Ambarachi/ O’Malley/ Dunn – Shade Themes From Kairos

(Drag City) UK release date: 19 May 2014


Ambarachi/O'Malley/Dunn - Shade Themes From KairosBack in 2009, Belgian filmmaker Alexis Destoop asked Oren Ambarachi and Stephen O’Malley to provide the score for his short film Kairos. The film itself is a peculiar short concerned with the harvesting of raw time from the desert and refining it into “quantified duration”.

In the film, the processing of time means that there need never be a time shortage again. There are, it says, aeons in reserve. So it proved to be with this project too. After the initial recording sessions, the trio (completed by co-producer Randall Dunn of Master Musicians Of Bukkake) returned to Seattle to continue musing and working on the themes and ideas thrown up during their initial collaboration.

Kairos means “an opportune time” and clearly, this was a key moment for the individuals involved and they have grasped this opportunity fully. O’Malley and Ambarachi, who have collaborated on Sunn O))) albums Black One, Monoliths And Dimensions and Gravetemple are no strangers when it comes to distorting and playing with time. They are capable of making music that is sonically vast and expansive, or if you prefer, the aural equivalent of an aeon.

Nor can Randall Dunn’s presence cannot be underestimated; initially bought in to record and co-produce, he became more integral to the creative process as the project began to grow beyond being a simple score.
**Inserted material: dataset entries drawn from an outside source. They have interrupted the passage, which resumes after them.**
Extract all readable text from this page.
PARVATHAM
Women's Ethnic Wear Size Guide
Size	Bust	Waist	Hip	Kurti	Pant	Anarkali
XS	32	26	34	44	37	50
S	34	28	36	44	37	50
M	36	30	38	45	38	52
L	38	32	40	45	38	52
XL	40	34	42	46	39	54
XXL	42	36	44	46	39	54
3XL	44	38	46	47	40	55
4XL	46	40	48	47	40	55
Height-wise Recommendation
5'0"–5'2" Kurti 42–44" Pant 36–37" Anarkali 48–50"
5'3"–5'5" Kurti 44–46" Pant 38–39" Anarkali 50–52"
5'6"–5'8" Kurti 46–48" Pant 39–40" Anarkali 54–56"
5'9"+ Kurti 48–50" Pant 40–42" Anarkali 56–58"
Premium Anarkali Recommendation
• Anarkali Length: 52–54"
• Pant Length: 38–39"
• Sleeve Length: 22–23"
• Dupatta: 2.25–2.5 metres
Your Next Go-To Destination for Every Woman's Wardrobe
His deftness of touch keeps these pieces of music on track, drawing out their nuances perfectly. It’s a vital role, because without Dunn, these explorations into the nature of time, being and space could so easily falter.
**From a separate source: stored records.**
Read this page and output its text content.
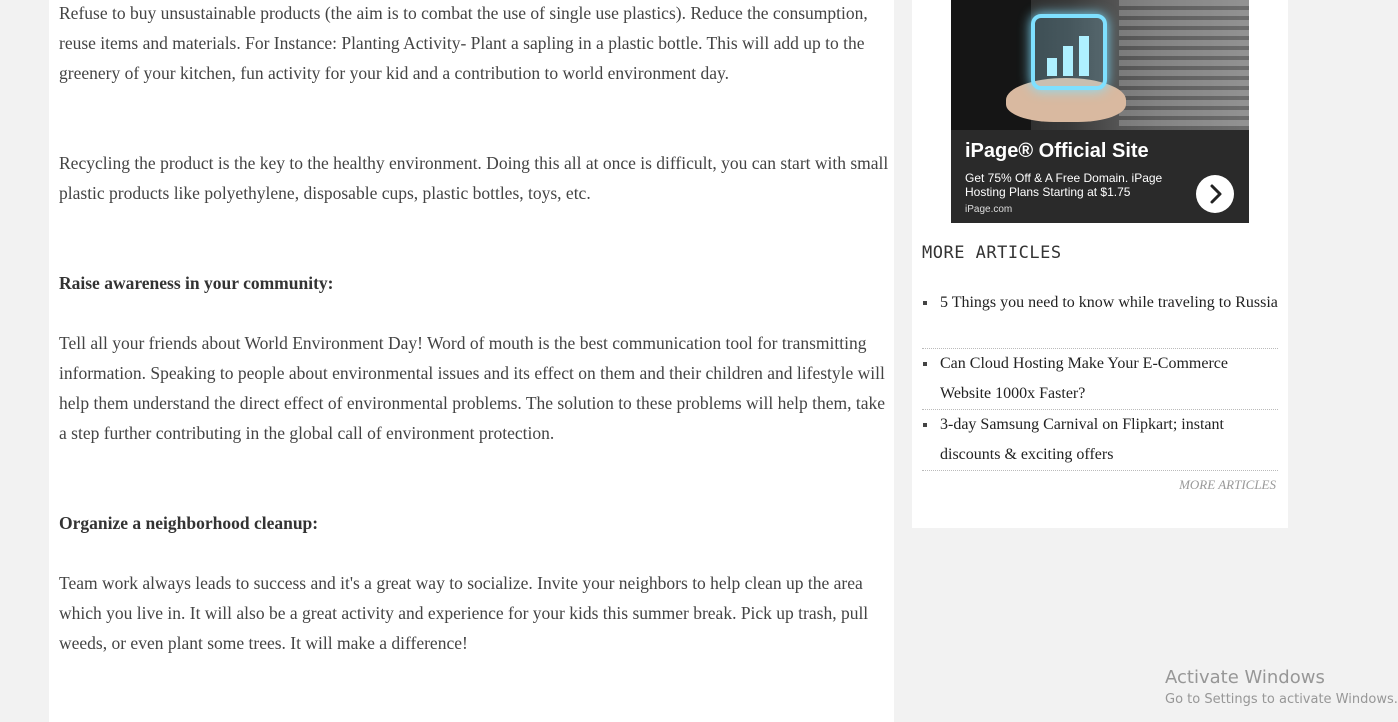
Refuse to buy unsustainable products (the aim is to combat the use of single use plastics). Reduce the consumption, reuse items and materials. For Instance: Planting Activity- Plant a sapling in a plastic bottle. This will add up to the greenery of your kitchen, fun activity for your kid and a contribution to world environment day.

Recycling the product is the key to the healthy environment. Doing this all at once is difficult, you can start with small plastic products like polyethylene, disposable cups, plastic bottles, toys, etc.

Raise awareness in your community:

Tell all your friends about World Environment Day! Word of mouth is the best communication tool for transmitting information. Speaking to people about environmental issues and its effect on them and their children and lifestyle will help them understand the direct effect of environmental problems. The solution to these problems will help them, take a step further contributing in the global call of environment protection.

Organize a neighborhood cleanup:

Team work always leads to success and it's a great way to socialize. Invite your neighbors to help clean up the area which you live in. It will also be a great activity and experience for your kids this summer break. Pick up trash, pull weeds, or even plant some trees. It will make a difference!

iPage® Official Site
Get 75% Off & A Free Domain. iPage Hosting Plans Starting at $1.75
iPage.com
MORE ARTICLES
5 Things you need to know while traveling to Russia
Can Cloud Hosting Make Your E-Commerce Website 1000x Faster?
3-day Samsung Carnival on Flipkart; instant discounts & exciting offers
MORE ARTICLES
Activate Windows
Go to Settings to activate Windows.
Those expecting Sunn O))) style colossal low-end riffs will perhaps be somewhat disappointed as this is a much more sedate and ambient work than perhaps might have been expected. There are of course thunderous bass pulses immersed in the musical narrative, and closing track Ebony Pagoda does utilise those familiar guitar tones. But ultimately these songs are subtle soundscapes that rely on repetition and occasionally wired improvisational genius.
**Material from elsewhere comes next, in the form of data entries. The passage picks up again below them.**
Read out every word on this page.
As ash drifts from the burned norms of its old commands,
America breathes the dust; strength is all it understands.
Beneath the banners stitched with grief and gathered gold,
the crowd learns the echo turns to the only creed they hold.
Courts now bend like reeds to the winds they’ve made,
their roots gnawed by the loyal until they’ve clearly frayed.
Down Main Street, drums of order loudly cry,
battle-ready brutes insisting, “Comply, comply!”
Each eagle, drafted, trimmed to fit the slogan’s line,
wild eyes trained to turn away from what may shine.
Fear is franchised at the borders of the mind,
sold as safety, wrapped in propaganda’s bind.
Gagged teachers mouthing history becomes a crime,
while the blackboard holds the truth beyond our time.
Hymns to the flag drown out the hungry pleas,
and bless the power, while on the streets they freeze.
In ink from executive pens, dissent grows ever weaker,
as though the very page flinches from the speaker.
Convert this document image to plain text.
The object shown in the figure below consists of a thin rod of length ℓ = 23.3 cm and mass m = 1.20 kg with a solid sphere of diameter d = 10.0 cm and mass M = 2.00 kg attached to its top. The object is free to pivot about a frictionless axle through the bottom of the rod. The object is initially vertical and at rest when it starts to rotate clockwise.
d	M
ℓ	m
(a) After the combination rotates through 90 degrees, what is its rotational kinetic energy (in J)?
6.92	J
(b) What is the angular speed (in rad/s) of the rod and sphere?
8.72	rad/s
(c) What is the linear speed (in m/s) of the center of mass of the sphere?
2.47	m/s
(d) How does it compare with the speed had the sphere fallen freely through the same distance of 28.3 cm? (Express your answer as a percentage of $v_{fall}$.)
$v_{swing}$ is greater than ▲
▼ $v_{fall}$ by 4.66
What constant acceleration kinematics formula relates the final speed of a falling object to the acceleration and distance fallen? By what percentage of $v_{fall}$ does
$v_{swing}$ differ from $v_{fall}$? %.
It all begins with That Space Between, a song whose introduction sounds like the awakening of techno-spirits. From there it morphs into a laid back jazz shuffle that seethes with concealed menace. There’s a vaguely tribal feel to it as things progress deeper into the heart of darkness, and the spidery guitar parts induce a claustrophobic atmosphere despite there also being vast expanses of space. Temporal, Eponymous evolves the musical motifs established in That Space Between. The guitars are drenched in fuzzed tones and reverb and electronic sheets of noise strike across the rolling panoramas.

It is perhaps Circumstances Of Faith that gets to the thrust of the concept of Kairos most effectively. An exercise in industrial, almost space age drone this is the sound of planetary bodies, colliding and eroding, whilst an android floating in orbit films it on a faulty camera phone. It breaks into a strange tribal-jazz rite half way through, complete with unbridled Hendrixian guitar wails and frazzled electronic circuits. It is here that destruction, creation, evolution and primitivism come together as the trio twist time into all kinds of bizarre shapes.

The switch from the cosmic sounds of Circumstances Of Faith to the sparse introspection of Sometimes should be jarring, but it works wonderfully. Brushed drums scatter behind strands of echoing guitar whilst the vocals of Ai Aso float in a dream around them. Shade Themes From Kairos is an immersive and intriguing work that induces dreamlike states whilst questioning and playing with the nature of time. It is certainly worth investing raw, unprocessed time in exploring.